The outcomes are as follows:
Through partnership with Reach Out and Read, pediatric primary care providers gain a framework for integrating promotion of early literacy and relational health into pediatric care, awareness of the developmental importance of reading and relationships, clinical skills to engage with diverse families, and systems that support comprehensive care.
Parents/caregivers are motivated to prioritize reading and other language-rich interactions with their young children as part of their daily routines starting from birth, knowledge of developmentally appropriate and accessible ways to engage with their child, and access to diverse, high-quality books.
As a result of increased engagement with their parents/caregivers, children experience nurturing foundational relationships that support improved early childhood social emotional development and long-term health and well-being.
Expansion of the Reach Out and Read intervention provides families throughout Oklahoma with protective factors to mitigate the effects of adverse childhood experiences (ACEs).

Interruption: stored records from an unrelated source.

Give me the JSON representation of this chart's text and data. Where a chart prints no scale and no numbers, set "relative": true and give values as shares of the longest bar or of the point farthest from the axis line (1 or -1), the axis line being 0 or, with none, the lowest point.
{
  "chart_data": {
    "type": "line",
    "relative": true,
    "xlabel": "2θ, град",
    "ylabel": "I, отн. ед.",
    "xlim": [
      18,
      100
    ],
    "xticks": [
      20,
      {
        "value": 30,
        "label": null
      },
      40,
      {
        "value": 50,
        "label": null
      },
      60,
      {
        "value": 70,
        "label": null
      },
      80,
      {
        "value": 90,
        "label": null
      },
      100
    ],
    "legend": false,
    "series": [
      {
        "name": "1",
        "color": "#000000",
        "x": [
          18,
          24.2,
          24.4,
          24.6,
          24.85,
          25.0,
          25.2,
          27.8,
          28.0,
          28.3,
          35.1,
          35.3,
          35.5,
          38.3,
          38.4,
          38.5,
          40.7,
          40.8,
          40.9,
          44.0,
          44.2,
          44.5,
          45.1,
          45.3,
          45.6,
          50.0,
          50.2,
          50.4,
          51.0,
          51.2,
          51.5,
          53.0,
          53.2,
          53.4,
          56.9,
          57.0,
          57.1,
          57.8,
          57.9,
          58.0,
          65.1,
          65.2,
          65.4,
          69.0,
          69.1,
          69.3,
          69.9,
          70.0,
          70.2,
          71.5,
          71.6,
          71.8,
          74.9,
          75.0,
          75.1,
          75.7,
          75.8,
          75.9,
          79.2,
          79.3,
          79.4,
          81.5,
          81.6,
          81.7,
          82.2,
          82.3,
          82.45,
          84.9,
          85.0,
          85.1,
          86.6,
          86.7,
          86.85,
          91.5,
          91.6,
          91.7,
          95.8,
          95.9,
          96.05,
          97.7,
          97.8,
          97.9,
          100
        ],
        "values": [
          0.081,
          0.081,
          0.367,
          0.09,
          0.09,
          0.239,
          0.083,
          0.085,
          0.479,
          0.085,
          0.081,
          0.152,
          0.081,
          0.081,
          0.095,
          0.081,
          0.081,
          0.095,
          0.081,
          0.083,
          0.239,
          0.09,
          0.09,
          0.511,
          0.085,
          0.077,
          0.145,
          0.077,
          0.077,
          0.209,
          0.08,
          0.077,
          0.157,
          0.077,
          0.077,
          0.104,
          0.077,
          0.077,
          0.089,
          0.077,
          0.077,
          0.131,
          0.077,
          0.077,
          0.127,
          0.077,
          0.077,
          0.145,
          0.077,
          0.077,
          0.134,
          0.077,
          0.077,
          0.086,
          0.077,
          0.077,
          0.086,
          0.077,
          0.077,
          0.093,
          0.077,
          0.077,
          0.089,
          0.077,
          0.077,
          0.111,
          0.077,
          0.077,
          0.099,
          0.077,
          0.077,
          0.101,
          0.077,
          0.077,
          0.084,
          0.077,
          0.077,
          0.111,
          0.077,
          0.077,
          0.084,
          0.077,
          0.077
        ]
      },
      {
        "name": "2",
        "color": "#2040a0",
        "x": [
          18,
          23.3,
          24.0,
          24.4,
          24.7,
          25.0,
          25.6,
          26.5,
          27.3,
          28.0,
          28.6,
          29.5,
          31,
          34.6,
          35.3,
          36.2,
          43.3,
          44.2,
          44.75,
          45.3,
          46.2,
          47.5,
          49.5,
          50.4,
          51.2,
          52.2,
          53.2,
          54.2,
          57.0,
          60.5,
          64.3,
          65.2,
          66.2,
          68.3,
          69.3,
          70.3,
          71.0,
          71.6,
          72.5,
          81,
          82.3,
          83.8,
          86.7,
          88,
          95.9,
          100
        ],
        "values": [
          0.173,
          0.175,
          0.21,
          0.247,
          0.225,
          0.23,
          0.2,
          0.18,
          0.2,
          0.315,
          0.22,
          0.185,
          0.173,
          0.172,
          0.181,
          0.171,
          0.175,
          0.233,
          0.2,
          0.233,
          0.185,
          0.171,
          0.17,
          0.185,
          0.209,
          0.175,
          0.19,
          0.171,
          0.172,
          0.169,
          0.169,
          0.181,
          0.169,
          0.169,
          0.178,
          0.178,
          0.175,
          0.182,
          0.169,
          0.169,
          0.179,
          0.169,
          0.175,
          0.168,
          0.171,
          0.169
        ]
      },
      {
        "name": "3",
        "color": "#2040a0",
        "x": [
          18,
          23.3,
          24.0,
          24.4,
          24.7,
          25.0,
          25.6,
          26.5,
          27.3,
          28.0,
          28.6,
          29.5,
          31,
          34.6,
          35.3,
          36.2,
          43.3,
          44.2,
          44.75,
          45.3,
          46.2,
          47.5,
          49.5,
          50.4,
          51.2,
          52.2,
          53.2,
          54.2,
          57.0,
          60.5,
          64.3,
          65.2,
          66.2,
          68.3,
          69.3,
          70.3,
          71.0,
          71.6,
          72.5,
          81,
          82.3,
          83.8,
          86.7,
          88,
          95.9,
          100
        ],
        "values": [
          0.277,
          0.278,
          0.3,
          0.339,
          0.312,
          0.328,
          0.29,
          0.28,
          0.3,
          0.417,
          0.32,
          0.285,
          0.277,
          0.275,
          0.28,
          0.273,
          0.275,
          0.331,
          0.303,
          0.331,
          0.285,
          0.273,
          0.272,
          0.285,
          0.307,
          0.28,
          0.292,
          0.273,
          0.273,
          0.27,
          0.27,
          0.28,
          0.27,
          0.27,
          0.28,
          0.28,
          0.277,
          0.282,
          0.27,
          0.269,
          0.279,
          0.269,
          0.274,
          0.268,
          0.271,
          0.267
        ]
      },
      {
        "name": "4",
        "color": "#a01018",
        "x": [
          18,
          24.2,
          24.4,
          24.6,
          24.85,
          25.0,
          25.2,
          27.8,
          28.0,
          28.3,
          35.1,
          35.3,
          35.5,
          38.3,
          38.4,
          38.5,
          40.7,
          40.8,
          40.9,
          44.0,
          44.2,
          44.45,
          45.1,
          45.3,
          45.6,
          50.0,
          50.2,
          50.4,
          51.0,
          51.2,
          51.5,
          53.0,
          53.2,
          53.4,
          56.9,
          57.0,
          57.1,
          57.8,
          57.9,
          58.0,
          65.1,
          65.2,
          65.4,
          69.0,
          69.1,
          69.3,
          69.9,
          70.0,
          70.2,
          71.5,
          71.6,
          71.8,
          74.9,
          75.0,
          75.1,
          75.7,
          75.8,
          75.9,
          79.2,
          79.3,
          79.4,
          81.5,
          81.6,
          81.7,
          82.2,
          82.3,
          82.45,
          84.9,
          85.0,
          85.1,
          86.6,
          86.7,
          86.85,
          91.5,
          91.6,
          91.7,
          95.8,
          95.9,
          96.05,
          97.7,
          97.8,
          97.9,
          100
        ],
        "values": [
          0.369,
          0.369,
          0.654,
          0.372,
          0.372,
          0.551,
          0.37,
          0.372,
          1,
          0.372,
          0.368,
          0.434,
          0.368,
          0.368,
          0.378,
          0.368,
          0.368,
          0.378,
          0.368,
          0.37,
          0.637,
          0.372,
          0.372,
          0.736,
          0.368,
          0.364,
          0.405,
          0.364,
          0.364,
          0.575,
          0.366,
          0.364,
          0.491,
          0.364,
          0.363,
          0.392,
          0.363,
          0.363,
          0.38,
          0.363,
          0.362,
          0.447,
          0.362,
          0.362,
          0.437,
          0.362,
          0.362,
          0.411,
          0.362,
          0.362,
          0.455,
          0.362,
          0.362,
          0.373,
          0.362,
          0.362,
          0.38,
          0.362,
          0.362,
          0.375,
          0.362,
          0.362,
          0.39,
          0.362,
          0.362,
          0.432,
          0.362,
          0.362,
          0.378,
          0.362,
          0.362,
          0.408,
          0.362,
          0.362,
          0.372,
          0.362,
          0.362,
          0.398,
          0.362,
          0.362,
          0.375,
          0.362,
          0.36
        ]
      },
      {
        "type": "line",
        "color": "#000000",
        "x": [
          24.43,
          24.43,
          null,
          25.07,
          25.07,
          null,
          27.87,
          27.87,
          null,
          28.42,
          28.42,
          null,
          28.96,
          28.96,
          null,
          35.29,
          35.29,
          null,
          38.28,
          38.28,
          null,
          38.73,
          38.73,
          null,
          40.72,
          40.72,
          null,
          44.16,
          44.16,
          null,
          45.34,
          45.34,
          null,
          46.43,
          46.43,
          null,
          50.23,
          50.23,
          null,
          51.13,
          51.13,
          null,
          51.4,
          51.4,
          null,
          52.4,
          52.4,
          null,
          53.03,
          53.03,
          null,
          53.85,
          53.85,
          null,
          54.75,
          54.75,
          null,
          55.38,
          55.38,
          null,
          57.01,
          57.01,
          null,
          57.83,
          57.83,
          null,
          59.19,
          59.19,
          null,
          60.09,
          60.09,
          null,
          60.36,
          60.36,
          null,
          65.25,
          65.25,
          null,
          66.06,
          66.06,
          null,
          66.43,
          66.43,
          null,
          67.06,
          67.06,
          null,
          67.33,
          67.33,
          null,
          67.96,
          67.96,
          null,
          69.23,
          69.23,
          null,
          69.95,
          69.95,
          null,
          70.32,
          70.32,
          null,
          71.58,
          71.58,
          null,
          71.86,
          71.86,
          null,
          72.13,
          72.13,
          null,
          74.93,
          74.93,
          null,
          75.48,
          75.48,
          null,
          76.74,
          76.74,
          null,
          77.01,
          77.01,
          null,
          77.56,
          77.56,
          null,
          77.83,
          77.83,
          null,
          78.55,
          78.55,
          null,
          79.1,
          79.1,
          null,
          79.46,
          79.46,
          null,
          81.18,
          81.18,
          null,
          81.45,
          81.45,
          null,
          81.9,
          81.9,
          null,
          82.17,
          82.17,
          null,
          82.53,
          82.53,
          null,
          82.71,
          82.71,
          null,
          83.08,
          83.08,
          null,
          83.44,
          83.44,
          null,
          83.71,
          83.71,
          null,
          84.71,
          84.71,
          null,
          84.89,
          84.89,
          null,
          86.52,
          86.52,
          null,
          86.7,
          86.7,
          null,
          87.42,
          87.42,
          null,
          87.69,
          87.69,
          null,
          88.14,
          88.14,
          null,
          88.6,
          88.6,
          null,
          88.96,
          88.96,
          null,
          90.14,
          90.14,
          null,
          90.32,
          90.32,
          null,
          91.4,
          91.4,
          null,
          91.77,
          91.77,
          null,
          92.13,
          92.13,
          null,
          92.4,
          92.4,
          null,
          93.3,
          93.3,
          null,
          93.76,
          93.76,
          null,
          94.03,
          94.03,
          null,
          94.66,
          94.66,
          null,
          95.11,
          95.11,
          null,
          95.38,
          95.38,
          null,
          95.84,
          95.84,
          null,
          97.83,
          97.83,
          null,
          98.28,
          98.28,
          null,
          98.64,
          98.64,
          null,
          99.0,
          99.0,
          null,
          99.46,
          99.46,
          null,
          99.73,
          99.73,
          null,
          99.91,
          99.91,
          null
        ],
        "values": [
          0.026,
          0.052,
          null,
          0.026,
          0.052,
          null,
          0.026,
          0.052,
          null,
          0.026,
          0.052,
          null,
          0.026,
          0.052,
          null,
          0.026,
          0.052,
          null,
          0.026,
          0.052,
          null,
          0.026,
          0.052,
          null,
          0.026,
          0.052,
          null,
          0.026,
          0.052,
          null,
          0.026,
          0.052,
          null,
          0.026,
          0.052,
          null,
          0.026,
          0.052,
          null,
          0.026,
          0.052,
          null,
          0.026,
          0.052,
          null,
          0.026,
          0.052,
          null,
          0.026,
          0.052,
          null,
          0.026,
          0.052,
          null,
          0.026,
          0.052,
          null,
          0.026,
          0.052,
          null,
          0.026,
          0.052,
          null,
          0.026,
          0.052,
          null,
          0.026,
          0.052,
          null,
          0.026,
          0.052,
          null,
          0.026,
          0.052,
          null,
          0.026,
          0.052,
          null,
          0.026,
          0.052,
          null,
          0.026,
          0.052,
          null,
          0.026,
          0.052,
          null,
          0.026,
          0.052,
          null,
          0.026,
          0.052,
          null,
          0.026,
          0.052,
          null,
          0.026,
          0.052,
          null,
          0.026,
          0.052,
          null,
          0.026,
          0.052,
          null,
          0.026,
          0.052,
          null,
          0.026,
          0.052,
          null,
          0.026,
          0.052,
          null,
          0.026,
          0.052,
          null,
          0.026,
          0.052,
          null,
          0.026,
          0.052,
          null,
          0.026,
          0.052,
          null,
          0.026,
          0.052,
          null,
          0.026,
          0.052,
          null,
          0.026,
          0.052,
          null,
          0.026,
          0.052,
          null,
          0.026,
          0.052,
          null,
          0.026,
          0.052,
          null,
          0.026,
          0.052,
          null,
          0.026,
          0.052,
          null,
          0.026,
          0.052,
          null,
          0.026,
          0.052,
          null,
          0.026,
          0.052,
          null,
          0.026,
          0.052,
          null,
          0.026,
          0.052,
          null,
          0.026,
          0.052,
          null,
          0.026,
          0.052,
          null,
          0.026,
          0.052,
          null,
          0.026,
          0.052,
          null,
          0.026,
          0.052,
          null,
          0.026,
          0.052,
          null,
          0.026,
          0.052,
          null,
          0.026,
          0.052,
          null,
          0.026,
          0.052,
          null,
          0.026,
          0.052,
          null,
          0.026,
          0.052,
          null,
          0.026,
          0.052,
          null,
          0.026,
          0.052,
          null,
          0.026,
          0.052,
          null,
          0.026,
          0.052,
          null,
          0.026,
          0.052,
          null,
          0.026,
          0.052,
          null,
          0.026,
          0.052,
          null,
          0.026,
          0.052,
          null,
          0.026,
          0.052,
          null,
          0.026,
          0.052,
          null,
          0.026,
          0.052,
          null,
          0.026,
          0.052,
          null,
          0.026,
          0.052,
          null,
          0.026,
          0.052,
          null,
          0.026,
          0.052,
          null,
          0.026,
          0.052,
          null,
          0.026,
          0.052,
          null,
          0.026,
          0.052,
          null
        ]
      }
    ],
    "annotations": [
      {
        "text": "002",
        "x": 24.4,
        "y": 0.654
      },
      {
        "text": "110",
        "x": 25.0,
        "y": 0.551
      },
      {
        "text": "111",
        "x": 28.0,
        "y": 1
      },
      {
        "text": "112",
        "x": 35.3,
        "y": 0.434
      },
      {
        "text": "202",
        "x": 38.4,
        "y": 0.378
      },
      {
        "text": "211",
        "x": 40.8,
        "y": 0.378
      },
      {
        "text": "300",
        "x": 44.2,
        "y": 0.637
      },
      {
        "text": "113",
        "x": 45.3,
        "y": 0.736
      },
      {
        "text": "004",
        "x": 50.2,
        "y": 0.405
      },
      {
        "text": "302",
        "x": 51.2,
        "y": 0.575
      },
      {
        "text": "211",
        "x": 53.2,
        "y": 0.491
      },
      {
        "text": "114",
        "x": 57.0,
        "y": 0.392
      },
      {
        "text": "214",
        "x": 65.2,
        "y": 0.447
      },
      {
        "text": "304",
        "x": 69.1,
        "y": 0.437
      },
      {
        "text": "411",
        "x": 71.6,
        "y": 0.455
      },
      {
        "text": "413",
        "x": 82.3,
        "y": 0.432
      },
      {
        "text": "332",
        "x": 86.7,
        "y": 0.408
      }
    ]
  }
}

Brief Summary of target population and issues/challenges:
According to America's Health Rankings analysis, Oklahoma is the least-healthy state for ACEs, which include economic hardship, parental separation, living with an alcoholic, living with someone who is mentally ill, neighborhood and domestic violence, death of parent, and being treated unfairly due to race. Early experiences have a broad and profound impact on an individual’s development and subsequent emotional, cognitive, social, and biological functioning, and consequently, ACEs result in poor student achievement, discipline issues, and lower high school graduation rates.
But the presence of protective factors, especially safe, stable, and nurturing relationships, helps mitigate the consequences of ACEs. Families influence the promotion of protective factors, and our ROR providers teach parents/caregivers about how close, loving relationships support their child’s ability to thrive. Reading, singing, and spending time together is a way to foster fun, purpose, social connection, and the development of individual competencies (problem solving skills, self–regulation, agency). Protective factors help a child feel safe more quickly after experiencing the toxic stress of ACEs and help to neutralize the physical changes that naturally occur during and after trauma. If the child’s protective networks are in good working order, development is strong even in the face of severe adversity.
ROR has unparalleled access to young children from birth through age 5 through its integration into pediatric primary care. In Oklahoma, we serve more than 64,000 children. Most of the children we serve come from low-income families, with 70% relying on public health insurance or uninsured.
Building upon the unique relationship between parents and doctors, we employ a 3-part model to promote early literacy, empathy, and parental engagement during regular pediatric visits:
During well-child visits, medical providers prescribe reading by modeling read aloud strategies while teaching and training the parent about how to share books and why it is important, emphasizing how reading brings families together, assists in building healthy bonds, and establishes routines.
Starting at infancy and continuing through the 5-year visit, medical providers give children new developmentally appropriate books.
Following their medical provider’s advice, parents read aloud with their children more often and engage them in literacy-rich activities, far extending our program's impact.